Никогда не отличавшийся сообразительностью товарищ опять погрузился в тяжёлые раздумья.
«Если этот тугодум заметил неладное, то дело плохо. Уж что-что, а делать выводы из самых невинных поступков в гареме есть кому. Самые страшные для неосторожных, выводы. Смертельные. Неужели мы были неосторожны? Тогда…»
— Нет, мне, чтоб меня ругали, не хочется. Не люблю я этого, когда меня ругают. Особенно, начальство. Но, всё равно, что-то тут не то.
— А что?
«Ну, теперь он застрянет, как обожравшийся ишак в узкой щели. Однако дело плохо. Значит нельзя мне сегодня к тому коридору, где моё солнышко меня ждать будет, даже близко подходить. Обязательно кто-нибудь сторожить будет, чтоб донести. А ОНА ведь меня ждать будет! О Аллах, почему же ты допустил эту несправедливость!? Почему…»

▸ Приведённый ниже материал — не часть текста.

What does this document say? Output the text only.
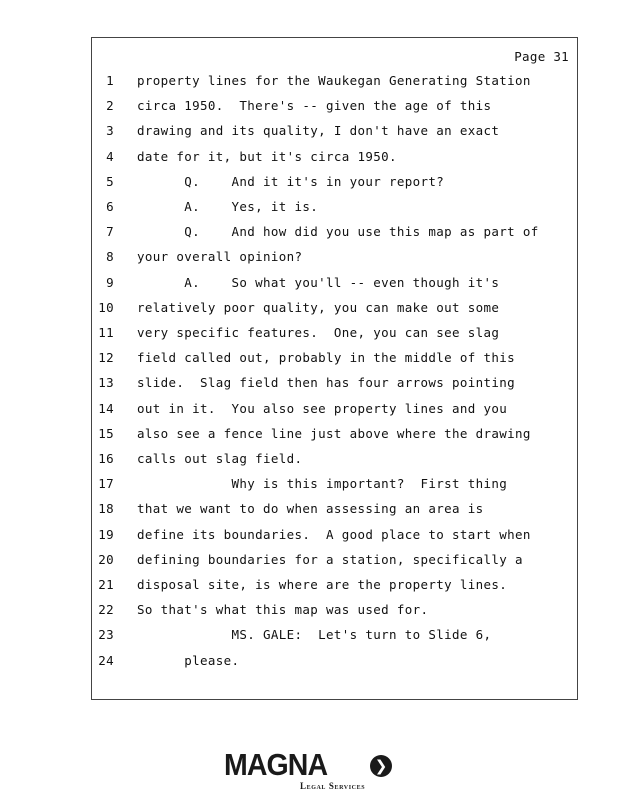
Page 31
1 property lines for the Waukegan Generating Station
2 circa 1950.  There's -- given the age of this
3 drawing and its quality, I don't have an exact
4 date for it, but it's circa 1950.
5 Q.    And it it's in your report?
6 A.    Yes, it is.
7 Q.    And how did you use this map as part of
8 your overall opinion?
9 A.    So what you'll -- even though it's
10 relatively poor quality, you can make out some
11 very specific features.  One, you can see slag
12 field called out, probably in the middle of this
13 slide.  Slag field then has four arrows pointing
14 out in it.  You also see property lines and you
15 also see a fence line just above where the drawing
16 calls out slag field.
17 Why is this important?  First thing
18 that we want to do when assessing an area is
19 define its boundaries.  A good place to start when
20 defining boundaries for a station, specifically a
21 disposal site, is where are the property lines.
22 So that's what this map was used for.
23 MS. GALE:  Let's turn to Slide 6,
24 please.
MAGNA	❯
Legal Services
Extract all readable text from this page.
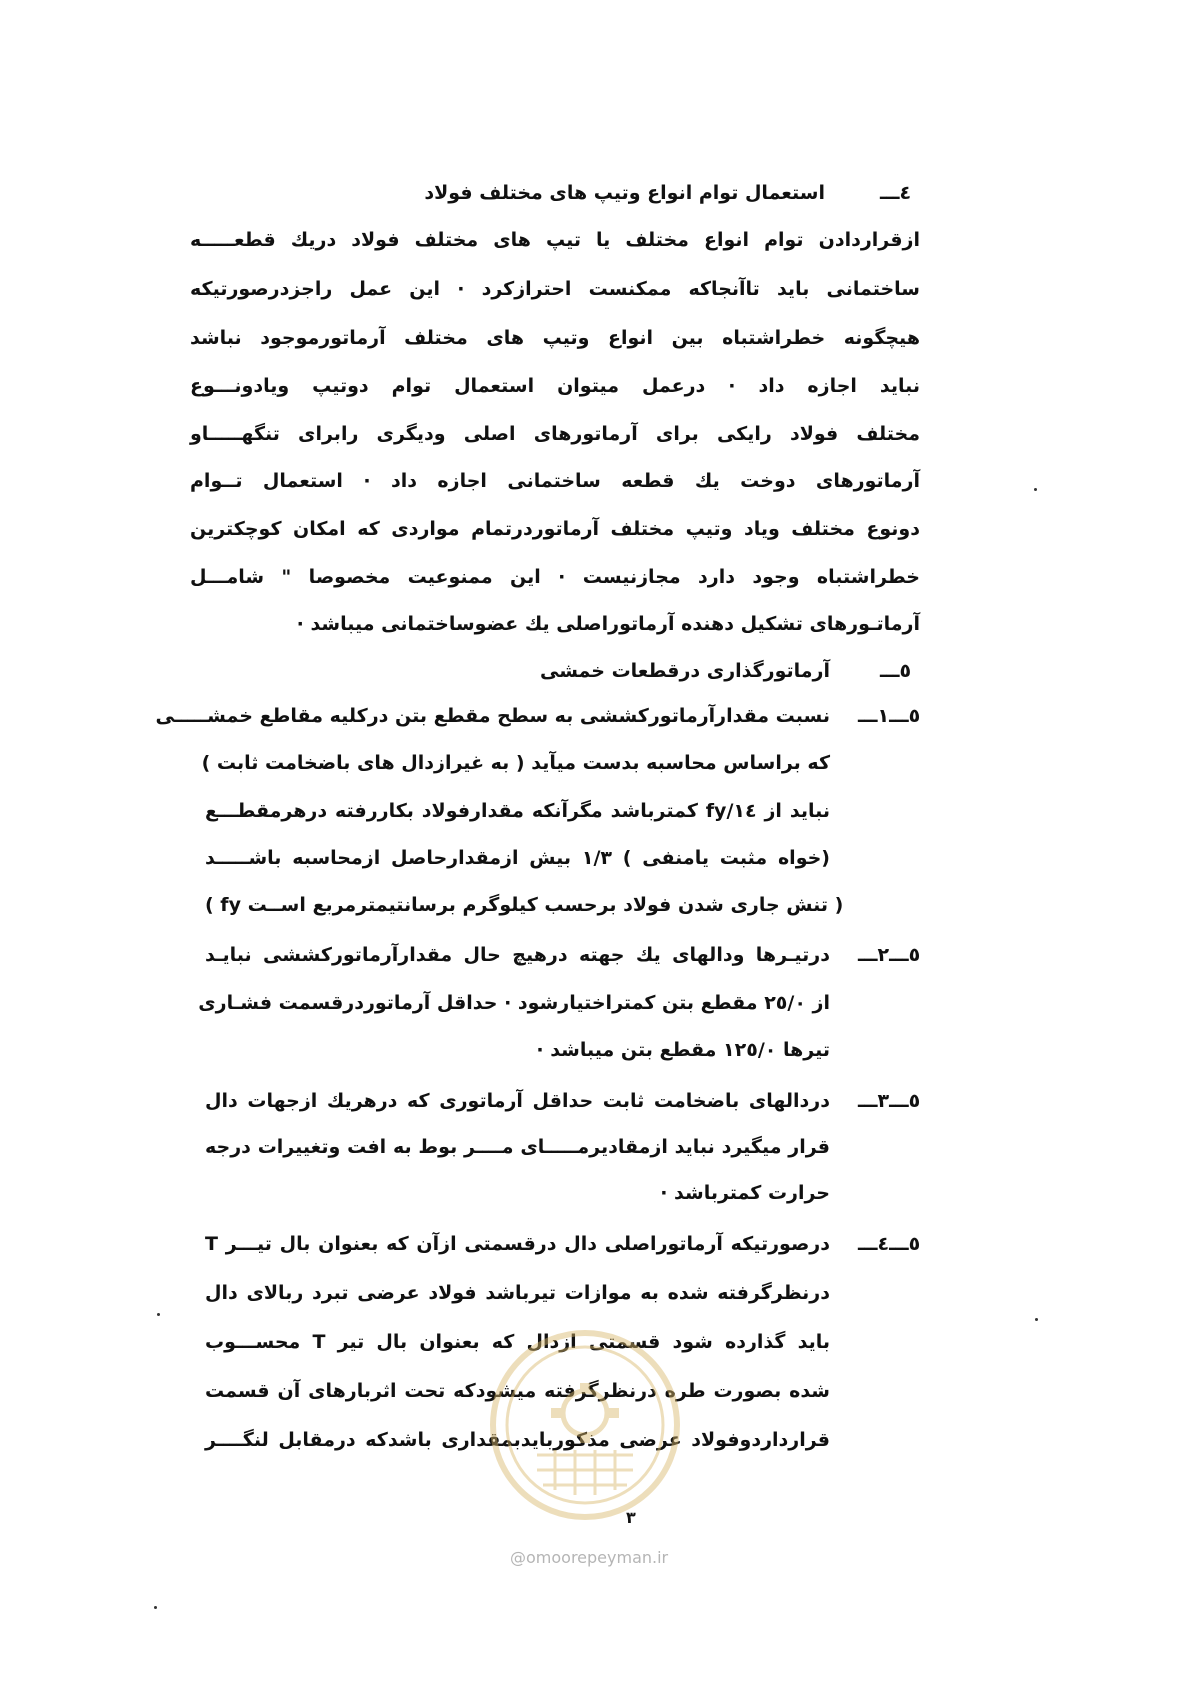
٤ـــ
استعمال توام انواع وتیپ های مختلف فولاد
ازقراردادن توام انواع مختلف یا تیپ های مختلف فولاد دریك قطعـــــه
ساختمانی باید تاآنجاکه ممکنست احترازکرد · این عمل راجزدرصورتیکه
هیچگونه خطراشتباه بین انواع وتیپ های مختلف آرماتورموجود نباشد
نباید اجازه داد · درعمل میتوان استعمال توام دوتیپ ویادونـــوع
مختلف فولاد رایکی برای آرماتورهای اصلی ودیگری رابرای تنگهـــــاو
آرماتورهای دوخت یك قطعه ساختمانی اجازه داد · استعمال تــوام
دونوع مختلف ویاد وتیپ مختلف آرماتوردرتمام مواردی که امکان کوچکترین
خطراشتباه وجود دارد مجازنیست · این ممنوعیت مخصوصا " شامـــل
آرماتـورهای تشکیل دهنده آرماتوراصلی یك عضوساختمانی میباشد ·
٥ـــ
آرماتورگذاری درقطعات خمشی
٥ـــ١ـــ
نسبت مقدارآرماتورکششی به سطح مقطع بتن درکلیه مقاطع خمشـــــی
که براساس محاسبه بدست میآید ( به غیرازدال های باضخامت ثابت )
نباید از ١٤/fy کمترباشد مگرآنکه مقدارفولاد بکاررفته درهرمقطـــع
(خواه مثبت یامنفی ) ١/٣ بیش ازمقدارحاصل ازمحاسبه باشـــــد
( fy تنش جاری شدن فولاد برحسب کیلوگرم برسانتیمترمربع اســت )
٥ـــ٢ـــ
درتیـرها ودالهای یك جهته درهیچ حال مقدارآرماتورکششی نبایـد
از ٢٥/٠ مقطع بتن کمتراختیارشود · حداقل آرماتوردرقسمت فشـاری
تیرها ١٢٥/٠ مقطع بتن میباشد ·
٥ـــ٣ـــ
دردالهای باضخامت ثابت حداقل آرماتوری که درهریك ازجهات دال
قرار میگیرد نباید ازمقادیرمـــــای مــــر بوط به افت وتغییرات درجه
حرارت کمترباشد ·
٥ـــ٤ـــ
درصورتیکه آرماتوراصلی دال درقسمتی ازآن که بعنوان بال تیـــر T
درنظرگرفته شده به موازات تیرباشد فولاد عرضی تبرد ربالای دال
باید گذارده شود قسمتی ازدال که بعنوان بال تیر T محســـوب
شده بصورت طره درنظرگرفته میشودکه تحت اثربارهای آن قسمت
قرارداردوفولاد عرضی مذکوربایدبمقداری باشدکه درمقابل لنگــــر
٣
@omoorepeyman.ir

— Не сбивай меня. Раз ты меня не ругаешь, значит, о чём-то думаешь. О чём? Почему не говоришь?
«Ага. Так я тебе и признался, подписав приговор и себе и, что в тысячу раз важнее, ЕЙ. Казнить её, наверное, не казнят, но наказать могут жестоко. Уж что-то, а навыдумывать о НЕЙ разных ужасов эти гаремные змеюки смогут. Им ведь нечего делать, как строить друг против друга козни».
— Знаешь ли Мехмед, не каждую мысль стоит высказывать вслух. Ты согласен?
— Ээээ… ну… да! Конечно. Согласен.
— Тогда зачем спрашиваешь?
«Решено. Никуда сегодня я не иду. Точнее иду в спальню и заваливаюсь дрыхнуть, спал ведь в последнее время совсем ничего. НО ОНА ЖЕ БУДЕТ ЖДАТЬ!!! Да и какой там сон, если не смогу увидеть ЕЁ! Аллах, милостивый и милосердный, вразуми, что мне делать! Не задумываясь, отдал бы за неё жизнь, пусть бы всё оставшееся время мне пришлось мучиться в аду с самоубийцами…»
— Ээээ… ты меня опять сбил!
— Куда?
«ОНА ведь так здесь страдает, бедняжечка. Если не приду, не успокою, страдать будет ещё больше. Плохо ей, очень плохо, горлинке трепетной. АЛЛАХ, что же делать!»